When Your Profession Becomes a Playground for Experiments
Over the past few weeks, I have been thinking a lot about my professional role. Not so much about specific tasks or projects, but about a simpler question: Where do my strengths actually lie? And what would I like to learn in the years ahead?
This post is also available in german
Many people see their profession mainly as work. Something you do to earn a living or fulfil a particular role. There is nothing wrong with that. At the same time, I have realised that my profession has become something more for me. It has become a source of ideas, observations and experiments.
As a social pedagogue, I work with people. That means listening, observing, recognising patterns and trying to understand why things work the way they do. Over time, you develop an eye for systems. For relationships. For processes that work well and others that have become more complicated than they need to be.

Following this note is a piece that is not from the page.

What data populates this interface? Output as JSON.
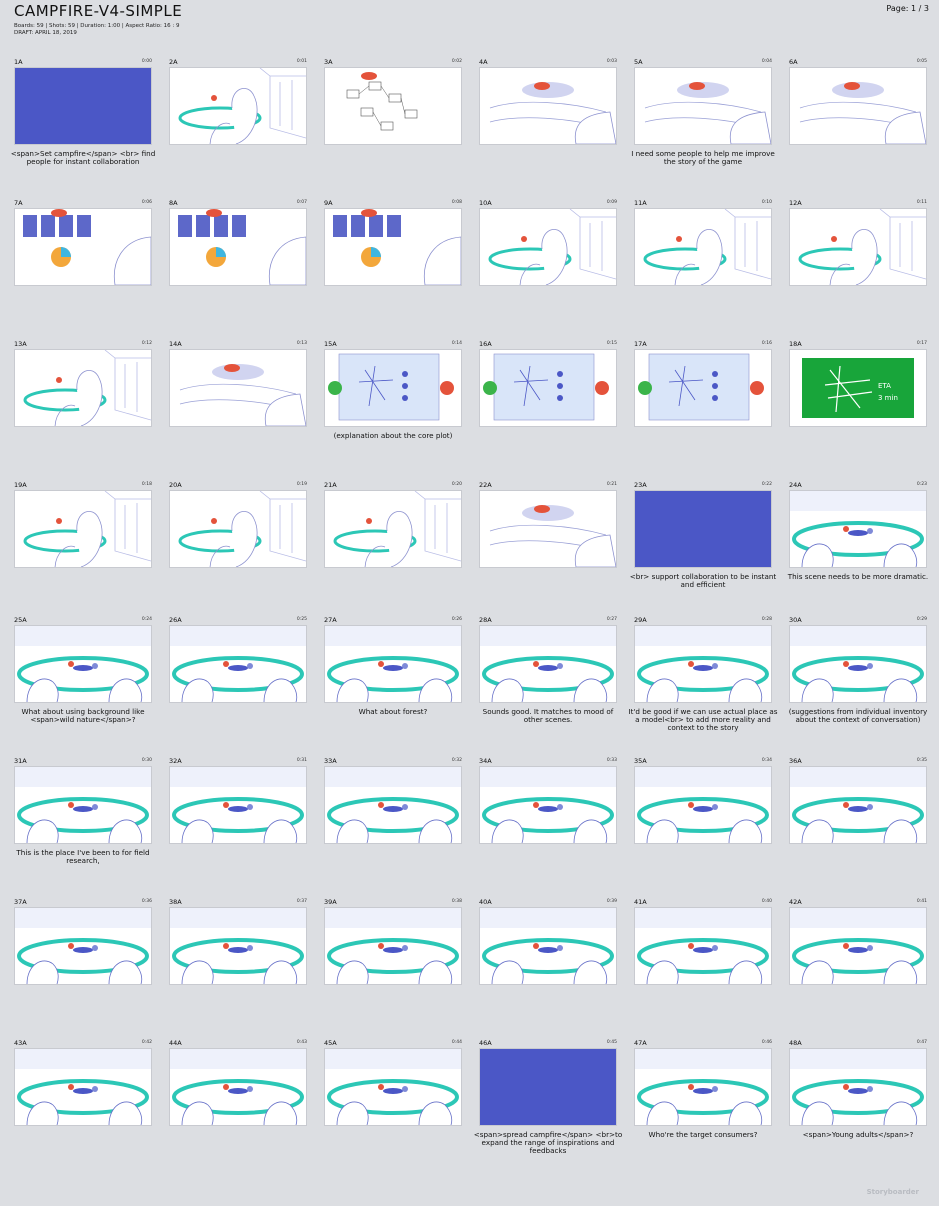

What increasingly fascinates me is not only the direct work with people, but also the conditions that make good work possible in the first place. Why do some teams function exceptionally well? Which structures create a sense of safety and clarity? Where does friction arise? And why do some processes become far more complicated than necessary?
When I look at the things that genuinely interest me, they often have something in common: systems. Not necessarily technical systems, but human ones. How do different elements work together? What helps people collaborate effectively? Which small changes can create meaningful improvements?
Many of my projects start with exactly these kinds of observations. One example is Orbitola (only available in german for now), a shift planning tool I have been developing recently. The idea did not come from a desire to build a software product. It came from noticing a real need. From seeing a process that could be simpler, clearer and more enjoyable for the people using it.
What fascinates me about Orbitola is not primarily the technology. Of course, building something is fun. Designing solutions is satisfying. But what interests me most is the thinking behind it. Observing a problem, understanding its roots and experimenting with possible solutions. In many ways, that feels surprisingly similar to the work I do professionally.
For a long time, I saw my interests as separate worlds. Social pedagogy on one side. Technology, creative projects and new ideas on the other. Today, I see much more overlap between them.
Both involve paying attention. Both involve understanding why something works or does not work. Both involve recognising opportunities and creating something new from them.
The more I reflect on my own professional development, the less interested I become in titles or traditional career paths. What interests me far more are the patterns that keep appearing. The themes that stay with me over the years. The kinds of problems I genuinely enjoy solving.
Personal growth, at least for me, is not about becoming someone completely different. It is about recognising what has been there all along. Taking recurring interests seriously. Paying attention to the things that naturally draw your attention. And having the courage to follow them.
One of those patterns in my life is curiosity. The desire to understand things better. To question systems. To experiment with new solutions. Sometimes that happens through conversations. Sometimes through projects like Orbitola. And sometimes it starts with a simple thought that refuses to leave my mind.
That is why my profession has become more than a job. It has become a place where new ideas emerge. A place where I not only support the development of others, but continue discovering new things about myself as well.